La regista Francesca Lixi, anche sceneggiatrice del film assieme allo scrittore Wu Ming 2 (Giovanni Cattabriga), è la nipote del protagonista di questo documentario fiabesco e ispirato, che procede con dolcezza e levità utilizzando filmati e immagini come infinite tessere di un puzzle che, man mano che viene composto, si rivela sempre più ingannevole e misterioso. Chi era Mario Garau? Un intrepido avventuriero? Un donnaiolo, un romantico che ha viaggiato in lungo e in largo per amore? Oppure un uomo sensibile, chiuso in se stesso, incline alla depressone? O addirittura una spia?
“L’uomo con la lanterna” del titolo altro non è che la metafora del tentativo di far luce, dove possibile, sulla vita e sul sentire dell’altro che ci è a fianco, l’altro verso cui essere riconoscenti e assieme ri-conoscersi come in uno specchio. E’ in virtù di questo principio di empatia che la regista si è lasciata affascinare e ossessionare dalla figura sfuggente e intrigante di questo zio che non ha mai conosciuto di persona, lo zio di cui in famiglia si parla a bassa voce, la cui costante e silenziosa presenza/assenza passa attraverso tutti gli oggetti, le lettere e le cartoline spediti - nel corso degli anni - dalla Cina, mondo lontanissimo e forse magico agli occhi curiosi e sognanti di una bambina.
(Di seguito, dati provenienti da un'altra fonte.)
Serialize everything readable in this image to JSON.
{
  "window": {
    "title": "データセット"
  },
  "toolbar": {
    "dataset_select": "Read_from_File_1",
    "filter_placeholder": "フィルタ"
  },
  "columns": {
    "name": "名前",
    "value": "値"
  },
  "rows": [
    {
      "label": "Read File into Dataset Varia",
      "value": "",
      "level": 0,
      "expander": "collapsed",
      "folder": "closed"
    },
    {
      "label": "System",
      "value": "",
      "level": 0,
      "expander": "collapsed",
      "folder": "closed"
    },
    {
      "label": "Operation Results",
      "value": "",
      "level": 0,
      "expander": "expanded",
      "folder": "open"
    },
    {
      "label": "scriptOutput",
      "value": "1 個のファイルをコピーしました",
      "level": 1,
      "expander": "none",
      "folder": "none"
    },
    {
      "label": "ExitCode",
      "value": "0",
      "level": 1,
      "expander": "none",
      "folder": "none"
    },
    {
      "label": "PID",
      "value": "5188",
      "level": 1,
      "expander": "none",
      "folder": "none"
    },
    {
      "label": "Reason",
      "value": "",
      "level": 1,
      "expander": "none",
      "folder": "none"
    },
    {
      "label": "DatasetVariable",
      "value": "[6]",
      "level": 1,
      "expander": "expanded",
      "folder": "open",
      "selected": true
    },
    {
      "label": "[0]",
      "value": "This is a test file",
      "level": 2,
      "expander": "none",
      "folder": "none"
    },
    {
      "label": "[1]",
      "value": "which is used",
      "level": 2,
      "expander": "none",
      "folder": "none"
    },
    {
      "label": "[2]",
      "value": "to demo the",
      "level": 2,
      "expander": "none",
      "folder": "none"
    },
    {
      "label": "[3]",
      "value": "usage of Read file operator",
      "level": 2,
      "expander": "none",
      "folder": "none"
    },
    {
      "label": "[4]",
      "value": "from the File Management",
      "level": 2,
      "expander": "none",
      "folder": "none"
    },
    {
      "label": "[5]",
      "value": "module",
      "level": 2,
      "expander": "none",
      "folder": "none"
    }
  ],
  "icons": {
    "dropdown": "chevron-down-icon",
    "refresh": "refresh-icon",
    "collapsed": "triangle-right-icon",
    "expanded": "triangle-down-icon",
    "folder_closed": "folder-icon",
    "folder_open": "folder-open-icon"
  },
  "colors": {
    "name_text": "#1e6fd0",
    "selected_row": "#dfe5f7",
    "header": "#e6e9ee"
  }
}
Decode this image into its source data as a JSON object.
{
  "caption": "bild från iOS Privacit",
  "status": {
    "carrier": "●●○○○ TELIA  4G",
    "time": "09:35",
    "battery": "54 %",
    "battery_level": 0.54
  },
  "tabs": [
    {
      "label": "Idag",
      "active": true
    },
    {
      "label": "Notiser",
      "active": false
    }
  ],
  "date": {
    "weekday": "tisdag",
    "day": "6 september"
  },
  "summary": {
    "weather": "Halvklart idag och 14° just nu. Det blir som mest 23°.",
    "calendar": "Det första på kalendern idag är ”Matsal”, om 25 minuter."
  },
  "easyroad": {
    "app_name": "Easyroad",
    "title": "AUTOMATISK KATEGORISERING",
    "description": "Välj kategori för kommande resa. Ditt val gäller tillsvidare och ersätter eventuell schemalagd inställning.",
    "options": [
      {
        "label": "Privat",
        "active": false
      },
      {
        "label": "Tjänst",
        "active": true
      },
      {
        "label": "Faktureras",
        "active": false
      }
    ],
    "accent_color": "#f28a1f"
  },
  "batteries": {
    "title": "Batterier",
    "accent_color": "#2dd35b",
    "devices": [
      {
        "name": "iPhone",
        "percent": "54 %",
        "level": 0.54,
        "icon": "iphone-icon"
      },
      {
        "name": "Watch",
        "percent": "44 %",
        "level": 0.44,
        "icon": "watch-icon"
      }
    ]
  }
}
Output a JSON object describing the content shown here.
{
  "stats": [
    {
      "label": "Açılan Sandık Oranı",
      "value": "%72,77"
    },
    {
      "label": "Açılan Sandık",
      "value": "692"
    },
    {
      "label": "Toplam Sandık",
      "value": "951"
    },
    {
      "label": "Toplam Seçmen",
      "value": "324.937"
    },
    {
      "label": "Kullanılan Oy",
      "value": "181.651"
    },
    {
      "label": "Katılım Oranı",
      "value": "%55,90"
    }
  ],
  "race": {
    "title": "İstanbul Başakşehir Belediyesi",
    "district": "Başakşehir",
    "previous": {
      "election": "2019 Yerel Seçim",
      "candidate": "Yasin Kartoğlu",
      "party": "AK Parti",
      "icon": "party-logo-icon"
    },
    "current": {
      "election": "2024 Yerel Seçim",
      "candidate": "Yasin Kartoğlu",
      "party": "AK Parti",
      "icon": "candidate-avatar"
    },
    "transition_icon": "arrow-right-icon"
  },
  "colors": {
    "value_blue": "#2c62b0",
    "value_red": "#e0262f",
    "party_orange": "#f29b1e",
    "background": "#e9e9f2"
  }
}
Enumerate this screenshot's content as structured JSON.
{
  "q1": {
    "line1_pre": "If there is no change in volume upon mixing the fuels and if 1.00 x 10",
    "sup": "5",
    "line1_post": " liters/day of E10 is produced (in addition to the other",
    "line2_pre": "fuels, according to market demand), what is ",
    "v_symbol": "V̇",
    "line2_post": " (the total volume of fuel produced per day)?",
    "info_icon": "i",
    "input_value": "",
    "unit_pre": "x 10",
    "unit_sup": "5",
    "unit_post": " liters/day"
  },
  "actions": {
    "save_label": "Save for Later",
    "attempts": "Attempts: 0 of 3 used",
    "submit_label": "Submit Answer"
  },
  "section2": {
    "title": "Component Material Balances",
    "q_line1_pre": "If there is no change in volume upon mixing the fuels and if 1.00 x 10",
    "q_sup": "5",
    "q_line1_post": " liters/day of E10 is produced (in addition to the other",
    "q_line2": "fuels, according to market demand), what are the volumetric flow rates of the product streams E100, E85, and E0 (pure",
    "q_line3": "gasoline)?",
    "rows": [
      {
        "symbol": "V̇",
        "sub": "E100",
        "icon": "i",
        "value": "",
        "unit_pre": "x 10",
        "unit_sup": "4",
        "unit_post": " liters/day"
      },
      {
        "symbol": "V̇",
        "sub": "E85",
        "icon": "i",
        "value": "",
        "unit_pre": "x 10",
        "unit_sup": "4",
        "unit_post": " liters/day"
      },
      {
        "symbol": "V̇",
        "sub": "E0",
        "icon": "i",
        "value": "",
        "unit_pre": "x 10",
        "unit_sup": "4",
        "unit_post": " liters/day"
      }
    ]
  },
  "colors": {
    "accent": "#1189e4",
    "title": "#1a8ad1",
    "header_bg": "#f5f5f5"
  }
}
Prima di prendere definitivamente le sembianze del documentario – un “documentario di creazione”, garbatamente ibrido e sconfinante – l’indagine ostinata della giovane Francesca Lixi, non ancora regista, era stata un possibile progetto fotografico/editoriale, un’ipotesi di racconto e infine un testo pubblicato a puntate su una rivista web. Una ricerca lunga, complessa e creativa, che aveva compreso anche un viaggio in Cina sulle orme dello zio, con tanto di filmini in Super8 girati con perizia e passione e poi andati rovinosamente perduti. Episodio, questo, che evidentemente non ha scoraggiato l’autrice, che ha scelto poi di tornare alla sua storia prediletta per raccontarla con il medium che meglio le si accordava. Perché attraverso un linguaggio semplice, diretto ed essenziale la regista ribadisce e riconferma il potere eternizzante del cinema, la sua valenza primaria, che precede il suo potenziale affabulatorio – tuttavia non disdegnato in questo documentario che è anche favola esotica – e consiste, in un certo senso, nel poter miracolosamente sottrarre la vita al logorio inarrestabile del tempo. Cinema-memoria dunque, cinema-archivio che ci fa rivivere luoghi ed epoche perdute restituendole nella dimensione del viaggio, sempre in divenire, sempre aperta all’imprevedibile. Cinema che è anche occasione per interrogarsi, infine, sulla sostanziale imponderabilità del reale, che qui prende forma in tutta la sua fervida contraddittorietà.